Le concierge tremblait tellement, que sa clef battait la serrure sans qu’il pût parvenir à la faire entrer. — « Un vieux soldat qui tremble ! » dit Charles en haussant les épaules. « Allons, comte, ouvrez-nous cette porte. »

— « Sire, » répondit le comte en reculant d’un pas, « que Votre Majesté me commande de marcher à la bouche d’un canon danois ou allemand, j’obéirai sans hésiter ; mais c’est l’enfer que vous voulez que je défie. »

Le roi arracha la clef des mains du concierge. — « Je vois bien, dit-il d’un ton de mépris, que ceci me regarde seul ; » et avant que sa suite eût pu l’en empêcher, il avait ouvert l’épaisse porte de chêne, et était entré dans la grande salle en prononçant ces mots : « Avec l’aide de Dieu. » Ses trois acolytes, poussés par la curiosité, plus forte que la peur, et peut-être honteux d’abandonner leur roi, entrèrent avec lui.

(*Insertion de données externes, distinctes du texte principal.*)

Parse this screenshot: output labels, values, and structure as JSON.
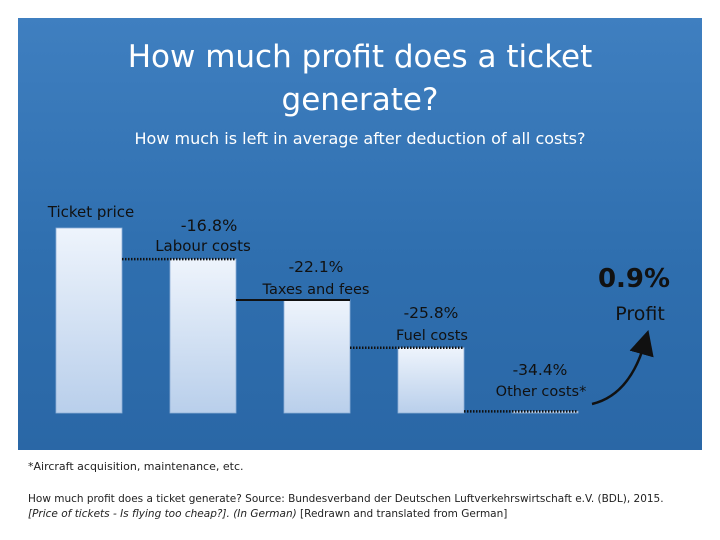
{
  "title_line1": "How much profit does a ticket",
  "title_line2": "generate?",
  "subtitle": "How much is left in average after deduction of all costs?",
  "footnote": "*Aircraft acquisition, maintenance, etc.",
  "source_line1": "How much profit does a ticket generate? Source: Bundesverband der Deutschen Luftverkehrswirtschaft e.V. (BDL), 2015.",
  "source_line2_italic": "[Price of tickets - Is flying too cheap?]. (In German)",
  "source_line2_rest": " [Redrawn and translated from German]",
  "colors": {
    "panel": "#3572b4",
    "bar_light": "#e8f0fb",
    "bar_dark": "#b7cdea",
    "text": "#111111"
  },
  "chart_data": {
    "type": "bar",
    "categories": [
      "Ticket price",
      "Labour costs",
      "Taxes and fees",
      "Fuel costs",
      "Other costs*",
      "Profit"
    ],
    "values": [
      100,
      83.2,
      61.1,
      35.3,
      0.9,
      0.9
    ],
    "value_labels": [
      "",
      "-16.8%",
      "-22.1%",
      "-25.8%",
      "-34.4%",
      "0.9%"
    ],
    "changes_percent": [
      100,
      -16.8,
      -22.1,
      -25.8,
      -34.4,
      0.9
    ],
    "ylim": [
      0,
      100
    ],
    "title": "How much profit does a ticket generate?",
    "subtitle": "How much is left in average after deduction of all costs?"
  }
}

La grande salle était éclairée par une infinité de flambeaux. Une tenture noire avait remplacé l’antique tapisserie à personnages. Le long des murailles, paraissaient disposés en ordre, comme à l’ordinaire, des drapeaux allemands, danois ou moscovites, trophées des soldats de Gustave-Adolphe. On distinguait au milieu des bannières suédoises, couvertes de crêpes funèbres.

Une assemblée immense couvrait les bancs. Les quatre ordres de l’État[1] siégeaient chacun à son rang. Tous étaient

  1. La noblesse, le clergé, les bourgeois et les paysans.